Po wypowiedzi Jacka Wilka, która była tylko jego prywatną opinią, pisowskie media rozsiały plotkę, jakoby Konfederacja chciała poprzeć Rafała Trzaskowskiego w II turze. Sławomir Mentzen dał na Twitterze odpór tej dezinformacji.
„Jest najzupełniej oczywiste, że Konfederacja nie poprze Trzaskowskiego” – napisał Mentzen.

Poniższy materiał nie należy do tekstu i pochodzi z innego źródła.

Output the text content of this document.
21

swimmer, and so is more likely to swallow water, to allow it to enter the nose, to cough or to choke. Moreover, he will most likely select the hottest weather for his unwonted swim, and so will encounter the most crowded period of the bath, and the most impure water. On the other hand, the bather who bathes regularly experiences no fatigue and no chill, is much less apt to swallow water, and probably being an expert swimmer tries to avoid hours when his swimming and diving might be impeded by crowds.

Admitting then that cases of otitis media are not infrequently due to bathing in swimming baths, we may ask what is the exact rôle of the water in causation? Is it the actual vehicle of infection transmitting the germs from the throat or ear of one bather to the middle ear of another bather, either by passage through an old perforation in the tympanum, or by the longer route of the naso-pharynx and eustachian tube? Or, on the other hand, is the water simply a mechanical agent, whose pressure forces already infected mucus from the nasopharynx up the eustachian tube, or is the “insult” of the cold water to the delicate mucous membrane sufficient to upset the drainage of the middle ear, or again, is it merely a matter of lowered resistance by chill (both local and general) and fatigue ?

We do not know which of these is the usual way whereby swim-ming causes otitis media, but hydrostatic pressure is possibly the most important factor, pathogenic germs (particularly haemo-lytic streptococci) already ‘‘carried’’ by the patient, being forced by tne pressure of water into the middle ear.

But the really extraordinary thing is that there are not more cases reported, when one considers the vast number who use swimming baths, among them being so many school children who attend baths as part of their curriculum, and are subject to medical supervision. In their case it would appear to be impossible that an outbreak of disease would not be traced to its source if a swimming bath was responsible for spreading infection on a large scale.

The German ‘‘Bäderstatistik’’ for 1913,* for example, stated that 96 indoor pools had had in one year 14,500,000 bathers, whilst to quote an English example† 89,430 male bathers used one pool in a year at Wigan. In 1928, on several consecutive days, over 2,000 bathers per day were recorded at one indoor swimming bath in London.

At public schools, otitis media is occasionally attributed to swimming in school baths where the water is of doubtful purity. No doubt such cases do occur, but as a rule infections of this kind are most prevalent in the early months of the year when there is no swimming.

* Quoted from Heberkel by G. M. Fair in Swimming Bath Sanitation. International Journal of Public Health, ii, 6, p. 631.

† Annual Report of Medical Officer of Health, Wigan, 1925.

Konfederaci wierzą oczywiście, że to Krzysztof Bosak dostanie się do II tury. Gdyby jednak tak się nie stało, to wyborcy Konfederacji będą mieli spory problem z zagłosowaniem na Andrzeja Dudę.
„Na miejscu PiS zastanowiłbym się jednak nad tym, że doprowadziliście do tego, że ludzie o poglądach prawicowych tak was maja dość, że wolą poprzeć socjaldemokratę i lewaka niż waszego kandydata” – napisał Mentzen.
Rzeczywiście, PiS od początku rządów udowadnia, że ma niewiele wspólnego z prawicą. Rozrośnięta biurokracja, drenujący budżet państwa socjal, oraz obojętność w kwestii aborcji eugenicznej – to wszystko czyni PiS partią lewicową. Polacy raczej nie zapomną, że to właśnie z tego środowiska wywodzi się Andrzej Duda.
Jest najzupełniej oczywiste, że Konfederacja nie poprze Trzaskowskiego.
Na miejscu PiS zastanowiłbym się jednak nad tym, że doprowadziliście do tego, że ludzie o poglądach prawicowych tak was maja dość, że wolą poprzeć socjaldemokratę i lewaka niż waszego kandydata.